In the often-daunting world of medical headlines, a story emerged this past week from Philadelphia that radiates an almost incandescent hope. It’s the story of KJ Muldoon, an infant born in August 2024 with an ultra-rare and life-threatening genetic disorder, carbamoyl-phosphate synthetase 1 (CPS 1) deficiency, which causes toxic ammonia to ravage the body. For KJ, the prognosis was grim. Yet, in a remarkable six-month sprint, a dedicated team of scientists and doctors harnessed the revolutionary power of CRISPR gene-editing technology to create a personalized medicine, a single dose designed to correct the very “misspelling” in his genes that caused his illness. As reported in the New England Journal of Medicine and detailed in The Washington Post, young KJ, after receiving this bespoke therapy, is now nearly ten months old, meeting developmental milestones, and offering a tangible glimpse into a new era of medicine.

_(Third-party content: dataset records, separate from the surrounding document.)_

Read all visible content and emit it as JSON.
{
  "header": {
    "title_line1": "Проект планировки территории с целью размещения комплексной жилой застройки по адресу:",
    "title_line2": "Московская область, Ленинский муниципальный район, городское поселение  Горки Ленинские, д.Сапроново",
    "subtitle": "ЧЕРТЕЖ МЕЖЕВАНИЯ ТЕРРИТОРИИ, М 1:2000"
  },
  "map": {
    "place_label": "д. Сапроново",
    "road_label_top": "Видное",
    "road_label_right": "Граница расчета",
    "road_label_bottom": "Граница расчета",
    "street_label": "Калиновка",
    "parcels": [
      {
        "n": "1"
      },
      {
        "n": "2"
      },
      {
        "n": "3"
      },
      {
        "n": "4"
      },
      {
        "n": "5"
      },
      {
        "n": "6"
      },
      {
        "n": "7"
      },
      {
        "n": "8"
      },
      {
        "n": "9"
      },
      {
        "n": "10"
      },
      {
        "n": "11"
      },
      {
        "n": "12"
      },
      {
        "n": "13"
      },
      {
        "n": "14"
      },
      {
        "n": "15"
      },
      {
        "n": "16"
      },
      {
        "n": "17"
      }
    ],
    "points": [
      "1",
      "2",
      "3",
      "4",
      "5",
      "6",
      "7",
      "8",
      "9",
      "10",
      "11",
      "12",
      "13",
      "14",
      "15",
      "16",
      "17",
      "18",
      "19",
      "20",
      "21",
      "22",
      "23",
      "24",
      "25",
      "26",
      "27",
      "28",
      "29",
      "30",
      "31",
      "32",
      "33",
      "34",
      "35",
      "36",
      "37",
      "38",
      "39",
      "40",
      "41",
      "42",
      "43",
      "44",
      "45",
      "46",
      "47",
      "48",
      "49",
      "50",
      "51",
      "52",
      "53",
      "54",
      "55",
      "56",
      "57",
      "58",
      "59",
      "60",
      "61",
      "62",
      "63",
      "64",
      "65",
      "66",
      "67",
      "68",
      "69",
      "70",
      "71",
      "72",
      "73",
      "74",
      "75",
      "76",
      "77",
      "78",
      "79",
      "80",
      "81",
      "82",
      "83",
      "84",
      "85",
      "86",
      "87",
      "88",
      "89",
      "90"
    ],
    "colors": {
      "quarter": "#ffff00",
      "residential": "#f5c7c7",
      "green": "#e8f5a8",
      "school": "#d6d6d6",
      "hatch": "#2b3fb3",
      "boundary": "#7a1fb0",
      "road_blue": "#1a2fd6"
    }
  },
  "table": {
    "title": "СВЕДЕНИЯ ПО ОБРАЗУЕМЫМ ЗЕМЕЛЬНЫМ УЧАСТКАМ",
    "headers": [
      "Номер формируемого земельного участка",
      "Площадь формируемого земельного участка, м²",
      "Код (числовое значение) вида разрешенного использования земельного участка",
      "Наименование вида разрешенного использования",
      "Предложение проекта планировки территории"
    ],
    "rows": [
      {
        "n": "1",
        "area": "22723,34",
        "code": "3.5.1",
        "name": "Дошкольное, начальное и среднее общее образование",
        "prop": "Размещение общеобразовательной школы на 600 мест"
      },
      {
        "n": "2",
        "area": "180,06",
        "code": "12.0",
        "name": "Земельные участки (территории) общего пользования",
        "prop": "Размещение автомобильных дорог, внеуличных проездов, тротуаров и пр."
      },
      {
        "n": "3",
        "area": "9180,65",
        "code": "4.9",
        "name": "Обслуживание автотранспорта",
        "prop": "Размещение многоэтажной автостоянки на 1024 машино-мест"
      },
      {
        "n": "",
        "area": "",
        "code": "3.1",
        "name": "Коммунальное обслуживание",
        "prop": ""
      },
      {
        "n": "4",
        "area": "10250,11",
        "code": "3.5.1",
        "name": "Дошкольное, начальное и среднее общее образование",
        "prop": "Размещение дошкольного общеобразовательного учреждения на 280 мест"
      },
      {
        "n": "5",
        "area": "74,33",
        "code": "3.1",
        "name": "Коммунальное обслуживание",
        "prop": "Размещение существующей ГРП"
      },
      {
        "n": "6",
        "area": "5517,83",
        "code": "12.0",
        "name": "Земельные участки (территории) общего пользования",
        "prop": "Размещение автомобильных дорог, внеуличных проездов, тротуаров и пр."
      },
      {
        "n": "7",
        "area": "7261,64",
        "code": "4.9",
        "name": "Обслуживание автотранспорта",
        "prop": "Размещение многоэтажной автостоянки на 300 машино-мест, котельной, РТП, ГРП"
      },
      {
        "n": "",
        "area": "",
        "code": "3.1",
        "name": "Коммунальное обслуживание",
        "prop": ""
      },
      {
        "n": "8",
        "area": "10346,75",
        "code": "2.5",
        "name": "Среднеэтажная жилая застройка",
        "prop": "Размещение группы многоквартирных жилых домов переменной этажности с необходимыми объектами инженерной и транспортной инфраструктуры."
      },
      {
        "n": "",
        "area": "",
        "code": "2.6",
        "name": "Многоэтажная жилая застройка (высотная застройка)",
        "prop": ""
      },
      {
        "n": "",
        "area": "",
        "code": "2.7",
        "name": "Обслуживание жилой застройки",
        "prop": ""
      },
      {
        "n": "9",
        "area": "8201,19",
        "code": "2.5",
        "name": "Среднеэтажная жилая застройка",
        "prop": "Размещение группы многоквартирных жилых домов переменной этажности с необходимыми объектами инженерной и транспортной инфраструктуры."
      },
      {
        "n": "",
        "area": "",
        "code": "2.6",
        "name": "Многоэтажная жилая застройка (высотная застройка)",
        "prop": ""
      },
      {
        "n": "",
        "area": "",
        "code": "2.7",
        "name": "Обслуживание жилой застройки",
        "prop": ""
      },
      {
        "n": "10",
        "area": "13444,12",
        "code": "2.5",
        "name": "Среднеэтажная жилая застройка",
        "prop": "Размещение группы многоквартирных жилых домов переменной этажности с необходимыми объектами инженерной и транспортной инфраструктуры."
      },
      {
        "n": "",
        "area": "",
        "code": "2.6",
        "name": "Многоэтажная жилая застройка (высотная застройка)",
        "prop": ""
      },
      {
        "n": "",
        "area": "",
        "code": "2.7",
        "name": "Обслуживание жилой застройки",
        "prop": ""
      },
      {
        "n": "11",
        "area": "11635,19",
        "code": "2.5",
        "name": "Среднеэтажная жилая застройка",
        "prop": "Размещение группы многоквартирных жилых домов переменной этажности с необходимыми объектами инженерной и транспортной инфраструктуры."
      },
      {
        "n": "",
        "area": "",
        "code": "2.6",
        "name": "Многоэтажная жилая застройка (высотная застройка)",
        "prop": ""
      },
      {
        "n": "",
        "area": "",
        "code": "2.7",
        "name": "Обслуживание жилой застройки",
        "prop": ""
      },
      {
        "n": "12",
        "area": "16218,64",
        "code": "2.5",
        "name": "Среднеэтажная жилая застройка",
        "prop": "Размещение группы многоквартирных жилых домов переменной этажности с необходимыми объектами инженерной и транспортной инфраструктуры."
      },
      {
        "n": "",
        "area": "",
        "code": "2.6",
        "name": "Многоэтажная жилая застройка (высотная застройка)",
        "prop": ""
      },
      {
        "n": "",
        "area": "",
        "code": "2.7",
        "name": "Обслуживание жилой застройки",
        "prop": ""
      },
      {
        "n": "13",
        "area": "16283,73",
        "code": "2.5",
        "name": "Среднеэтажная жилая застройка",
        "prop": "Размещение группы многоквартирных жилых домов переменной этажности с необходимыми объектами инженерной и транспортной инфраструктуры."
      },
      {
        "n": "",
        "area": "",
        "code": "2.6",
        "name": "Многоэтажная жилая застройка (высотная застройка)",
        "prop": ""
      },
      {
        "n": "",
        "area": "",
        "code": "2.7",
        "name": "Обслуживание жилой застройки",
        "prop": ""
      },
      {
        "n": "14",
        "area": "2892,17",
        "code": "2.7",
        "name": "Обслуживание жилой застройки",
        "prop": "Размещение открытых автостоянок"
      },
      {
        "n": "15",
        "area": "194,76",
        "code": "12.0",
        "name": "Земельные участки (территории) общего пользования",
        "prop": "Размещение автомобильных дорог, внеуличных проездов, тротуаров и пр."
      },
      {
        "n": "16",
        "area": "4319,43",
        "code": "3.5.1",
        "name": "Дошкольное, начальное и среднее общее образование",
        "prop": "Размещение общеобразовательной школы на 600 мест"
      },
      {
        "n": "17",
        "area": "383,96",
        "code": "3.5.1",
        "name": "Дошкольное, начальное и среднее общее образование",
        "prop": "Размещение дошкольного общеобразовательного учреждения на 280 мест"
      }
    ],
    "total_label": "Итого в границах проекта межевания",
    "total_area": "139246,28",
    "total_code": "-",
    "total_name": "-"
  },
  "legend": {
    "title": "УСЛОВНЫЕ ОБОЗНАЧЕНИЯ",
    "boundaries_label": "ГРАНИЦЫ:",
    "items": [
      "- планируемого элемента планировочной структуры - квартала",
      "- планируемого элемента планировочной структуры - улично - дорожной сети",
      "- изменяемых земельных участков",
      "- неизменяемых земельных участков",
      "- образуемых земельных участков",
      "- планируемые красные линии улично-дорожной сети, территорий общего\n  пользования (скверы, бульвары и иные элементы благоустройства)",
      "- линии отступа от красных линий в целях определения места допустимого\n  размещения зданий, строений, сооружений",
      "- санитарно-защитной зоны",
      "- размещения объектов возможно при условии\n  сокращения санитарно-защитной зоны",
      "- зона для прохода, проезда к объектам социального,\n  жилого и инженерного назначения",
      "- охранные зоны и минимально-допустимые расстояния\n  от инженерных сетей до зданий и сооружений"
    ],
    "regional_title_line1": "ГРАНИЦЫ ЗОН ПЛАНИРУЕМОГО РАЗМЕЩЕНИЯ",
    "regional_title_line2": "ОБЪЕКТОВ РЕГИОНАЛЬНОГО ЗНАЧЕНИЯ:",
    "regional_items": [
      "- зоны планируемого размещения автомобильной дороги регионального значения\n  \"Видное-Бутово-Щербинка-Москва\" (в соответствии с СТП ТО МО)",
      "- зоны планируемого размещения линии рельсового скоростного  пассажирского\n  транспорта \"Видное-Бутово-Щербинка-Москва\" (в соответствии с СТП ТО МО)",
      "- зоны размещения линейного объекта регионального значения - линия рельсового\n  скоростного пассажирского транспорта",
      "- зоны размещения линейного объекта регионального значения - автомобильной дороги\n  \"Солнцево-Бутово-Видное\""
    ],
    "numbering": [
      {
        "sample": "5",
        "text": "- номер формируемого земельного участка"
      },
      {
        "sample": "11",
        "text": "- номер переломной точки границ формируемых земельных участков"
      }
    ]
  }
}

This isn’t just science fiction; it’s the dawn of an age where genetic diseases might be corrected at their very root. Technologies like CRISPR, particularly advanced forms like “base editing,” act like molecular scissors with extraordinary precision, allowing scientists to go into an individual’s DNA and fix the specific errors that cause inherited conditions. For KJ Muldoon, this meant a therapy developed, in all likelihood, just for him – a truly “N-of-1” medicine.
While KJ’s story is a powerful testament to treating devastating rare diseases, the horizon of gene editing’s promise extends even further, into the realm of prevention. And incredibly, that horizon is taking shape right here in our own community. During a recent visit to my oncologist here in Indianapolis just last Friday, the usual landscape of the cancer center was transformed. A significant portion of the front parking lot was a hive of construction. When I asked my doctor, “What are they building out front?” her answer was nothing short of breathtaking. She explained they are building a new stem cell and gene editing research center, its mission is to explore how these emerging technologies can be combined to potentially prevent the development of cancer in genetically predisposed babies.

The words almost don’t do justice to the scale of that ambition. It’s one thing to encounter cancer when you’re older; perhaps we’ve made some questionable choices, and our bodies, after decades, naturally begin to show wear. But to witness children, from infants to young teens, bravely facing this illness in those same hospital halls – that, as any parent or compassionate human being knows, tears the heart out. The prospect that, right here in Indianapolis, dedicated researchers will be working to spare the next generation from knowing the sheer quantity of cancer we see today is an idea so profound it “absolutely blows my mind,” as I later reflected. Suddenly, losing a few parking spaces feels like an infinitesimally small price to pay for such monumental hope.
This local endeavor, and the global efforts it mirrors, are possible only because of what former NIH Director Francis Collins, commenting on KJ’s case, called “decades of basic science research, fueled in large part by federal investments.” The “breathtaking campaign to save the life of this baby boy,” Collins noted, “would never have been possible without strong research universities and decades of government support of fundamental and translational research by NIH and FDA.” It’s a timely reminder of the value of sustained investment in science, especially as such funding faces challenges.
Of course, this new frontier is not without its hurdles. As bioethicists like Lynn Wein Bush and Henry Greely have pointed out, developing these N-of-1 therapies for rare diseases doesn’t fit traditional drug development paradigms. The costs are immense, and questions of equitable access and scalability for these highly personalized treatments are critical and still largely unanswered. Long-term safety and efficacy for any new gene-editing therapy require years of careful follow-up. And the ethical considerations surrounding any technology that alters human genes must always be navigated with profound caution and broad societal discussion, ensuring, as Bush noted, that the field doesn’t “jump ahead faster than I would ever recommend.” The team behind KJ’s therapy, acutely aware of these responsibilities, proceeded with immense care, knowing there were no guarantees for the first infant to receive such a treatment.

Yet, even with these valid cautions, the trajectory is undeniably one of immense promise. The story of KJ Muldoon, thriving against the odds, and the news of local institutions like our Indianapolis cancer center dedicating resources to the preventative power of gene editing are not isolated events. They are harbingers of a medical revolution.
As Dr. Fyodor Urnov, a scientific director at the Innovative Genomics Institute who was part of KJ’s team, expressed, “I haven’t felt this good about science in a very long time.” That sentiment is likely shared by many who see in these advancements the potential to alleviate so much human suffering.
The journey will be long, and the challenges many. But the possibility of a future where a genetic predisposition to a devastating illness is not a life sentence, where diseases like certain childhood cancers could be prevented before they even begin, is a future worth every ounce of our collective investment, research, and hope. It’s a future being built, piece by piece, by dedicated scientists, courageous families, and forward-thinking institutions, from world-renowned hospitals to the new research wing taking shape right here at home.